Sporadic fighting continued during 2001 in the Casamance area in the southern part of the country between the Government and the secessionist Movement of Democratic Forces in the Casamance (MFDC). The incidence of violence in the Casamance region increased during the year, particularly in June and July, and reportedly resulted in some deaths. The military zone commander for the Casamance region made an effort during the year to reduce the number of human rights abuses committed by security forces under his command. During 2001, the press continued to report on frequent small arms attacks, raids, ambushes, and clashes with military forces by suspected MFDC gunmen, with continuing military and civilian fatalities.
In March 2001 the Government and the MFDC signed two peace agreements designed to end the 20-year insurgency; however, these agreements were ineffective and fighting continued in Casamance. Following a change in MFDC leadership in August 2001, new talks were proposed but had not taken place by year’s end.
During 2001 Human rights NGO’s in Casamance reported a decrease in the number of detentions of suspected MFDC rebels reported by local families; however, in January Amnesty International reported that 30 MFDC sympathizers remained in detention in Dakar and Kolda without trial. According to Amnesty International, the sympathizers were arrested in 2000 because of their Diola ethnic origin; they were charged with compromising state security, but no evidence was provided of their involvement in any acts of violence.
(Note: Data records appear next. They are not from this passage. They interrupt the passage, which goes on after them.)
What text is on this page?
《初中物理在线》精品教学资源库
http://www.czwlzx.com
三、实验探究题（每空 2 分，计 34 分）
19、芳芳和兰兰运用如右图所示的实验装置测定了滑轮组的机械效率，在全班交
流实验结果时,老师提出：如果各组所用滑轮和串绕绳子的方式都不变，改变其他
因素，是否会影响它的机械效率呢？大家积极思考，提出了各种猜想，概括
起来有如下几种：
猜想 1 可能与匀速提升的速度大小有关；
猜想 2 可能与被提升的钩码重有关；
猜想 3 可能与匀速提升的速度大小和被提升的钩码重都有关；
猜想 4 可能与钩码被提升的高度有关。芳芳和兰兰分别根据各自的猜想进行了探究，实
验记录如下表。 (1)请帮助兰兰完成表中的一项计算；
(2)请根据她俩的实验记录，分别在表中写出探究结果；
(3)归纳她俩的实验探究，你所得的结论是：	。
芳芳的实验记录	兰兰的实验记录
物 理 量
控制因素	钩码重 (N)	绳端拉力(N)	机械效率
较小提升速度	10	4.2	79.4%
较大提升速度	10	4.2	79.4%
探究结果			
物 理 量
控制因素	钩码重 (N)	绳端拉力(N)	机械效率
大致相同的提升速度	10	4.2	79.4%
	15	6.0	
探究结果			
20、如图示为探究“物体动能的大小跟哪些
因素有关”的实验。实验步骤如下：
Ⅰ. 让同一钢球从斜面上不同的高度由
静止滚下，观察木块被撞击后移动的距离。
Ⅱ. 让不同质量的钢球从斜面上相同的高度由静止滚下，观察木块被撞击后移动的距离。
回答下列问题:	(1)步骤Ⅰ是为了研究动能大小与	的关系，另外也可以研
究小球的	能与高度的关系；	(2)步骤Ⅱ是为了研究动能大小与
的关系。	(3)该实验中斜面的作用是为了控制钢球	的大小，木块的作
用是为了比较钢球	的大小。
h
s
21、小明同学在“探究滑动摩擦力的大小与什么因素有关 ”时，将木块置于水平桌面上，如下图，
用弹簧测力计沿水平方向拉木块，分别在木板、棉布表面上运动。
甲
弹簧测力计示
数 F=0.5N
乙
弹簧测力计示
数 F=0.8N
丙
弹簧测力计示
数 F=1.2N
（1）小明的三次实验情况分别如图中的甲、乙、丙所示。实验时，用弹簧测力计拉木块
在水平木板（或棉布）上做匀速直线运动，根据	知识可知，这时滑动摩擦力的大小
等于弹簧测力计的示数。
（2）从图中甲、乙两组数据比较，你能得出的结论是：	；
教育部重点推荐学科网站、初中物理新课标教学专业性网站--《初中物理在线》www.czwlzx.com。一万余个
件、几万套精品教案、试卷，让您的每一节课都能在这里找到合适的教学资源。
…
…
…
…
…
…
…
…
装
Following the signing of a peace accord with the MFDC on March 16, on March 19, the Government released 16 of these prisoners; the remaining 14 prisoners remained in detention at year’s end.
According to the U.N. High Commissioner for Refugees (UNHCR), during the first 2 weeks of May 2002, approximately 2,000 civilians fled the country to the Gambia following clashes between government security forces and MFDC rebels in the Bignona area of northwestern Casamance. The UNHCR reported that 70 percent of these refugees returned to their villages by early June 2002. The numbers of refugees outside the country fluctuated according to the level of violence in the Casamance region; at year’s end, it was estimated that several thousand refugees remained outside the country, mostly in the Gambia and Guinea-Bissau. A UNHCR census in January 2002 counted 7,000 Senegalese refugees living in the north of Guinea-Bissau.
On 26 May 2003 separatist rebels in Casamance announced the death of Sidi Badji, a hardline leader who had held out against any compromise with the government on Dakar. The Movement of Democratic Forces of Casamance (MFDC) has confirmed the death of Badji at the age of about 83. Despite his advancing years, Badji had remained, at least nominally, the head of the MFDC’s military wing and commander-in-chief of its guerrilla army. Badji and his supporters opposed the softer line taken by MFDC’s veteran President, Augustin Diamacoune Senghor, a Roman Catholic priest who had shown a willingness to settle for a modest degree of autonomy for Casamance. Over the past two years there had been a concerted campaign by local non-governmental organisations and other would-be peacemakers to improve relations between Diamacoune and Badji and to send an unequivocal message of peace to MFDC combatants in the bush.